Crash Consistency: Ensure file system is recoverable after crash
- One fs operation is multiple non-atomic actions
- Power failure can occur at any time
- Disk driver can reorder requests
Consistent State: Failure atomicity. Either look like nothing happened, or operations completed.
Approaches
- UPS battery for a clean shutdown
- fsck: Do nothing, try to repair afterwards
- Detect crash using a clean-unmount flag
- Scan entire fs for consistency rules
- Problem: Very slow, cannot fix data corruption
- Journaling: Treat fs operations as transactions (allow rollback / redo)/green
- Record writes as they happen (write data → write meta journal → commit journal)
- Know exactly what to do after a crash
- ext3: Store journal data as regular large file (for backward compatibility)
Journaling Issues
- Stale Metadata: File data overwritten during meta playback if they occupy the same inode.
(mkdir → rmdir → make file that overwrites the dir → crash)
- Solution: Revoke record in journal
- Journal Corruption: Bit flip in journal data.

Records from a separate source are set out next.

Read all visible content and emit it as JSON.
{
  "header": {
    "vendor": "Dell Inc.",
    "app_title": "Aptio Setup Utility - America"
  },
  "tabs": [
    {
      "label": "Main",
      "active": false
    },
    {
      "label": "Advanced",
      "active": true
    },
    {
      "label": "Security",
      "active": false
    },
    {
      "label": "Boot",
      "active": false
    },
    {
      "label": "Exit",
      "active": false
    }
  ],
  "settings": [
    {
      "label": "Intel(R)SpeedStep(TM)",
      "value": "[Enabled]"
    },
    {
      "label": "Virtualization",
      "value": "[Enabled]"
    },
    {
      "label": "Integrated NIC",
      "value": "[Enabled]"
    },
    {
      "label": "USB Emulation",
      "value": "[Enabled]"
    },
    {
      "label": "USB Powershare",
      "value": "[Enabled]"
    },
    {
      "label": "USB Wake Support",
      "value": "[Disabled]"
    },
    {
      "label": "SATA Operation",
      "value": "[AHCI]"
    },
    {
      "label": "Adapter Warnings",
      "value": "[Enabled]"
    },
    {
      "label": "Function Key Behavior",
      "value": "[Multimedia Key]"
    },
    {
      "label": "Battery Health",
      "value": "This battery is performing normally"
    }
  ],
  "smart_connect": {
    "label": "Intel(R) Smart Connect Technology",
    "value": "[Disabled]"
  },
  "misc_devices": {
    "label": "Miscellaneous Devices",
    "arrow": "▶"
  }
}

Ext4 solution: checksums.
FSCK
- Superblocks: Restore from another dup if corrupted
- Free blocks: Scan inodes, build in-memory bitmap, compare with fs bitmap
- Inode state: Check inode fields for corruption (if corrupted, remove inode)
- Inode links: Verify link count by traversing directory tree (if orphaned, move to lost+found)
- Duplicates: Check if two inodes refer to the same block (make copy of the block)
- Bad blocks: Bad pointers outside of valid range (remove)
- Directory checks: Make sure . and .. exist & directories are linked only once (prevent cycle)